Dieser Roman ist eine leidenschaftlich Hommage an das Briefeschreiben und eine Hymne an die Macht der Liebe- gespickt mit Zitaten aus den schönsten Briefen der Weltliteratur. Denn wie schon José Saramago sagte: „Niemals wird eine Träne eine E-Mail verwischen“…
 

In dem kleinen spanischen Ort Porvenir zieht der Winter mit einer schlechten Nachricht ein: Das über hundert Jahre alte Postamt soll geschlossen werden. Eine Hiobsbotschaft für Sara, die rothaarige Postbotin und alleinerziehende Mutter, die nun nach Madrid versetzt werden soll. Und eine Katastrophe für die achtzigjährige Rosa, die in der sympathischen Frau und ihren drei kleinen Kindern eine Familie gefunden hat.

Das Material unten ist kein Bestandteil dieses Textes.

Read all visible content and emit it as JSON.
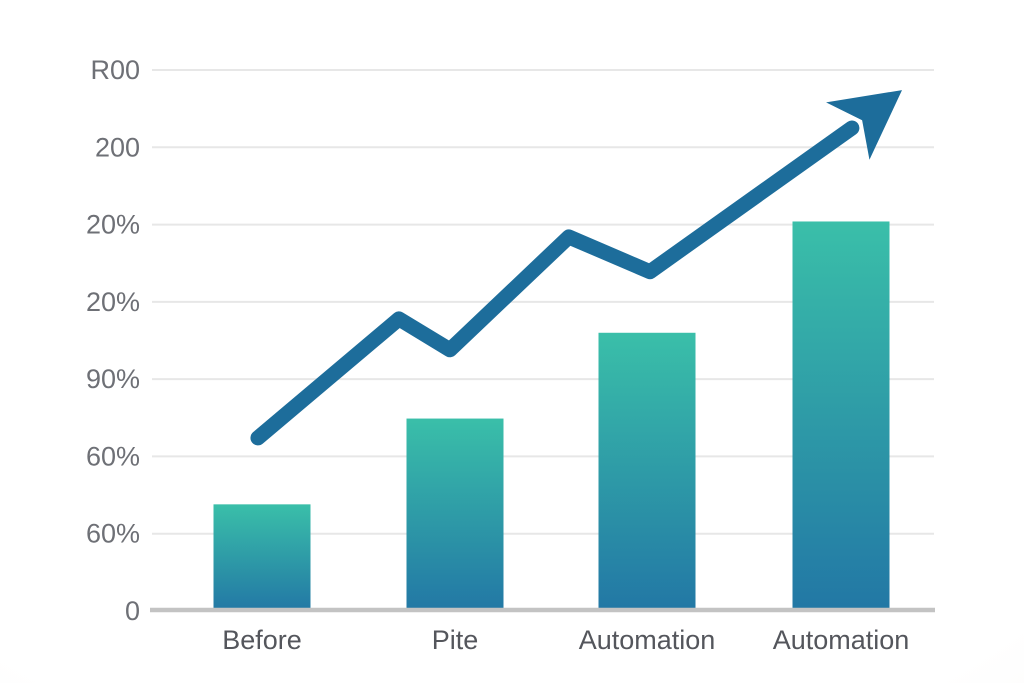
{
  "chart_data": {
    "type": "bar",
    "title": "",
    "subtitle": "",
    "categories": [
      "Before",
      "Pite",
      "Automation",
      "Automation"
    ],
    "values": [
      1.38,
      2.49,
      3.6,
      5.04
    ],
    "value_units": "y-gridline steps (8 evenly spaced ticks; tick text is garbled)",
    "y_tick_labels_top_to_bottom": [
      "R00",
      "200",
      "20%",
      "20%",
      "90%",
      "60%",
      "60%",
      "0"
    ],
    "xlabel": "",
    "ylabel": "",
    "grid": true,
    "legend": false,
    "overlay_line": {
      "type": "line",
      "name": "upward-trend-arrow",
      "arrow": true,
      "points": [
        {
          "fx": 0.1355,
          "y_steps": 2.24
        },
        {
          "fx": 0.3158,
          "y_steps": 3.78
        },
        {
          "fx": 0.381,
          "y_steps": 3.38
        },
        {
          "fx": 0.533,
          "y_steps": 4.84
        },
        {
          "fx": 0.6368,
          "y_steps": 4.39
        },
        {
          "fx": 0.895,
          "y_steps": 6.25
        }
      ],
      "arrow_tip": {
        "fx": 0.9591,
        "y_steps": 6.74
      }
    }
  },
  "style": {
    "bar_gradient_top": "#3abfa9",
    "bar_gradient_bottom": "#2277a5",
    "trend_line_color": "#1d6d9b",
    "gridline_color": "#e7e7e7",
    "axis_line_color": "#c3c3c3",
    "y_tick_text_color": "#6e7076",
    "category_text_color": "#54565c",
    "background_color": "#ffffff"
  }
}
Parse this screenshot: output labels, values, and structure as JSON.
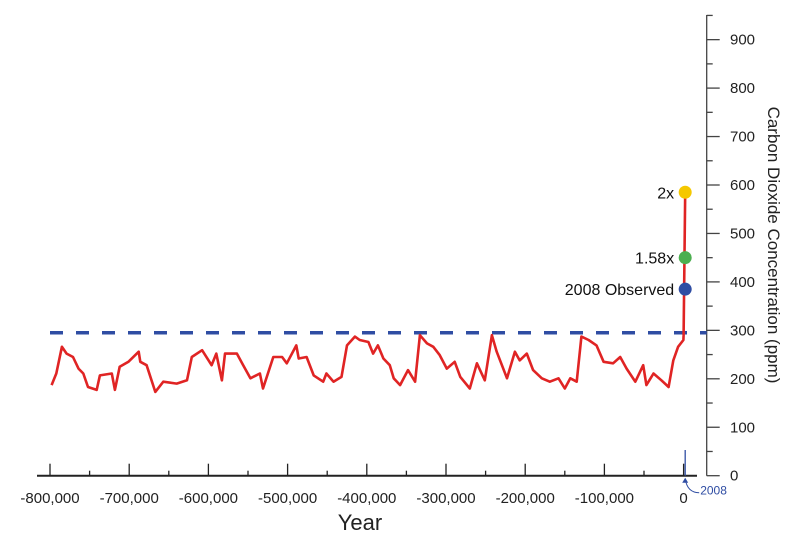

Doch dann hat die alte Dame eine Idee, die alles vielleicht noch retten könnte: Sie schreibt einen Brief, der ihr schon seit Jahrzehnten auf der Seele brennt, und eröffnet damit einen Reigen außergewöhnlicher Briefe, die alle auf dem Postamt von Porvenir landen.

An ihrem vierzigsten Geburtstag erhält die vollkommen überraschte Sara neununddreißig Briefe mit Zitaten aus den schönsten Liebesbriefen der Weltliteratur. Der vierzigste Brief aber ist von dem Mann, der sie heimlich liebt ...

Ein Hohelied auf das Briefeschreiben, verpackt in eine warmherzige Geschichte. Kenn es in Zeiten von E-Mail und SMS einen besseren Anstoß geben, mal wieder zu Papier und Stift zu greifen?